A lot of Republicans still endorse the culture of losing, like those insisting Trump actually won in 2020, or that Kari Lake actually won in 2022. Whether they feel that way a year from now remains an open question. Conservatives in Arizona, Georgia and Pennsylvania certainly saw enough of it in the midterms.
So where do Republicans’ current chances of winning stand? Unclear. Since the start of the primary campaign, DeSantis has taken the fight to Biden, “woke excesses” and the progressive project in general. Meanwhile, everyone else trains their fire on the governor—most of all Trump, whose hourly all-caps tirades against “Meatball Ron” read like first-draft North Korean propaganda.
Trump understands that DeSantis has never lost a race. And for all of Trump’s bluster, he can’t change the fact that he lost to Joseph Robinette Biden, of all people. He seems eager to do it again.
A key reason Donald Trump even won the 2016 nomination was the massive primary field. Scarred by tangling with the frontrunner, Republicans trained their fire on The Donald’s top challenger at any given time during the campaign. Chris Christie kneecapped Marco Rubio, John Kasich blasted Ted Cruz and Jeb! ended his campaign high-fiving Trump on the debate stage. Like a bucket of crabs, GOP hopefuls pulled down anyone trying to escape, leaving Trump the lone survivor. For some reason, today’s single-digit nobodies think it will turn out differently if they drag DeSantis back into the bucket.
Spoiler alert: It won’t. Not only is Florida’s governor the only hope to defeat Trump, but he also provides a striking contrast with his opponents in both parties. He would be the first president with executive governmental experience since George W. Bush. DeSantis retired as a lieutenant commander in the U.S. Navy, which would make him the first president to have served in a major military branch since George H.W. Bush. (Neither Trump nor Biden ever served.)

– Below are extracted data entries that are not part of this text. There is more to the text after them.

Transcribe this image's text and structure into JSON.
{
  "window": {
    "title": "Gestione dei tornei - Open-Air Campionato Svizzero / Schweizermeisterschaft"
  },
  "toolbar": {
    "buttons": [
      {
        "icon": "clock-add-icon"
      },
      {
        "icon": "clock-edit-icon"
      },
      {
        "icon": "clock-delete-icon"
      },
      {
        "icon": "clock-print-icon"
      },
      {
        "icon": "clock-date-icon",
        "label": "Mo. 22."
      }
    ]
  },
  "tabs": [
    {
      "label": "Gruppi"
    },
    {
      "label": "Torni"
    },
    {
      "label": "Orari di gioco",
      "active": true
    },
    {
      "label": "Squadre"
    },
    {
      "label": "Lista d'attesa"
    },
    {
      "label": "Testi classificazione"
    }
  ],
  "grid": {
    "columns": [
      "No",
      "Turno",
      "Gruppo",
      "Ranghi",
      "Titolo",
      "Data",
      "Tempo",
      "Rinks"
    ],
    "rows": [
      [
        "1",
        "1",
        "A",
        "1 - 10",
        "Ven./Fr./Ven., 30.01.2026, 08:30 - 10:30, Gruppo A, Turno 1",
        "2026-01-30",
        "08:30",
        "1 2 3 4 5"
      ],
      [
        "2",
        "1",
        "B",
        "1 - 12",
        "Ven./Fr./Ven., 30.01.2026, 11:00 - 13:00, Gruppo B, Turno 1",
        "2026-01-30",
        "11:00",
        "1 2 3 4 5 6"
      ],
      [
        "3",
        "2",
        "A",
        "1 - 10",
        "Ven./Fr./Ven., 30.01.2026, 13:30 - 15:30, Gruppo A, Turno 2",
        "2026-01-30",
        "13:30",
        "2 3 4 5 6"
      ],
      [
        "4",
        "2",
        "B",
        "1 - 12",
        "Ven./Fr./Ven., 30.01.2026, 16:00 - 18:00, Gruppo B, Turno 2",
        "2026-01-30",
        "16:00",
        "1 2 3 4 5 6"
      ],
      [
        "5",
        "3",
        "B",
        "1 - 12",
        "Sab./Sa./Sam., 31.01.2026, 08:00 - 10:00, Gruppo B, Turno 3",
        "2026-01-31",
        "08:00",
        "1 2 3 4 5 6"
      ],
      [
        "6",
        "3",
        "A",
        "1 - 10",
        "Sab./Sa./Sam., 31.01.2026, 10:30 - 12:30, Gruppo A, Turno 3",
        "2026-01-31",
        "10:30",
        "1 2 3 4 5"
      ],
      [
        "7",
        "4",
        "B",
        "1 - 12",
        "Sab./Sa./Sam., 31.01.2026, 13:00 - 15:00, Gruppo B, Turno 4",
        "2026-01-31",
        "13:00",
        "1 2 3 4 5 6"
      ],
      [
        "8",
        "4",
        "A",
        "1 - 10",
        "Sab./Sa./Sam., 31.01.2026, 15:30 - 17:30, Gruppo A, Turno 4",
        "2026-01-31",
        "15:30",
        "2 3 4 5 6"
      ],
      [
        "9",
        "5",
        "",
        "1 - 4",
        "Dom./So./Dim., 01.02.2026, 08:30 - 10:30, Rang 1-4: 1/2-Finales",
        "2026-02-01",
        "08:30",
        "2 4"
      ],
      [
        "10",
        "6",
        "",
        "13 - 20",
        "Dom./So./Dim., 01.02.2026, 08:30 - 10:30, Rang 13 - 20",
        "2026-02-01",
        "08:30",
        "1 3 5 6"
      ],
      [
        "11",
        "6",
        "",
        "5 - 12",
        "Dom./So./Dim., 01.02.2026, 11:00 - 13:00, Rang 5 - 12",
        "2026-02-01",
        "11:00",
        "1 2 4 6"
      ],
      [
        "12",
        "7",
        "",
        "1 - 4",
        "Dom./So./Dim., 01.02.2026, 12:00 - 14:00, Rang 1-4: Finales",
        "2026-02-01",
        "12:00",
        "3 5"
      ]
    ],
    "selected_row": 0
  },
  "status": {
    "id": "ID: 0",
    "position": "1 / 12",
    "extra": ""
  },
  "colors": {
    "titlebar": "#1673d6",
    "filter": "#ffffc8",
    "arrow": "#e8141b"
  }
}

Then there’s the age question. Biden is 80 years old and shows every year of it. Trump is 77 and can’t draw the crowds he used to. DeSantis is 44 and arguably has achieved more big policy reforms as chief executive than either one of them.

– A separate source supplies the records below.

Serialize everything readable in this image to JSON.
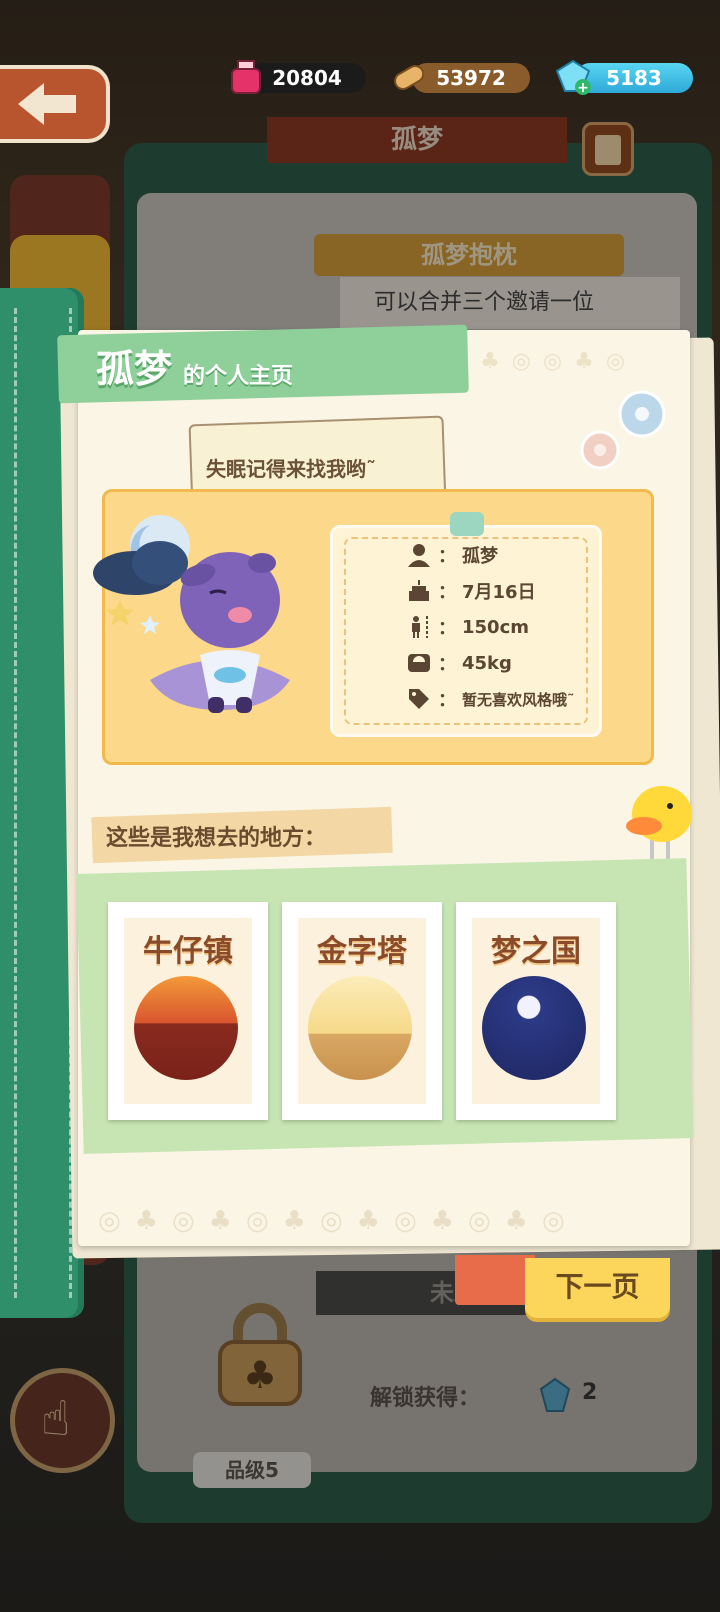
{
  "currencies": {
    "ink": {
      "value": "20804",
      "icon": "ink-bottle-icon",
      "color": "#e5336a"
    },
    "wood": {
      "value": "53972",
      "icon": "wood-log-icon",
      "color": "#8a5c2c"
    },
    "gem": {
      "value": "5183",
      "icon": "gem-plus-icon",
      "color": "#3fc0e6"
    }
  },
  "underlying": {
    "title": "孤梦",
    "item_name": "孤梦抱枕",
    "item_desc": "可以合并三个邀请一位",
    "undiscovered": "未发现",
    "unlock_label": "解锁获得：",
    "unlock_gem_count": "2",
    "grade": "品级5"
  },
  "profile": {
    "name": "孤梦",
    "title_suffix": "的个人主页",
    "speech": "失眠记得来找我哟˜",
    "info": [
      {
        "icon": "person-icon",
        "value": "孤梦"
      },
      {
        "icon": "birthday-cake-icon",
        "value": "7月16日"
      },
      {
        "icon": "height-icon",
        "value": "150cm"
      },
      {
        "icon": "scale-icon",
        "value": "45kg"
      },
      {
        "icon": "tag-icon",
        "value": "暂无喜欢风格哦˜"
      }
    ],
    "info_colon": "：",
    "places_label": "这些是我想去的地方：",
    "places": [
      {
        "name": "牛仔镇",
        "icon": "cowboy-town-sunset-icon"
      },
      {
        "name": "金字塔",
        "icon": "pyramid-desert-icon"
      },
      {
        "name": "梦之国",
        "icon": "dreamland-moon-icon"
      }
    ]
  },
  "next_page_label": "下一页",
  "colors": {
    "accent_green": "#8fd09a",
    "card_yellow": "#fcd88a",
    "button_yellow": "#fcd65a",
    "book_green": "#2f8f6a"
  }
}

As always, the choice is up to right-leaning primary voters, who remain a tough crowd to read. Does the GOP want to defeat Biden at the polls, or spend another four years pretending that they won while a Democrat lives in the White House?
Do Republicans want to keep whining about stolen elections, losing court cases and falling for conspiracy theories? Or do they want to support a president improving the economy, fixing the border and reducing governmental interference in their daily lives? There’s a final question they need to ask themselves: “Remember how you felt on Election Night 2016. Then remember how you felt in 2018, 2020 and 2022. Which did you prefer?”
As in every presidential contest, the victor needs to gain votes state by state. It worked for the GOP in 2016 and failed miserably in 2020. As is usual, the next election will be decided by the battleground states. Early polling clearly shows that among Republican candidates, only Ron DeSantis can defeat Joe Biden in places such as Arizona, Georgia, North Carolina and Pennsylvania.
National polls didn’t help Hillary Clinton win the White House in 2016, nor will they choose our next president. The road to the White House goes through the swing states. Unless the Republican candidate wins those states, the GOP doesn’t have a chance.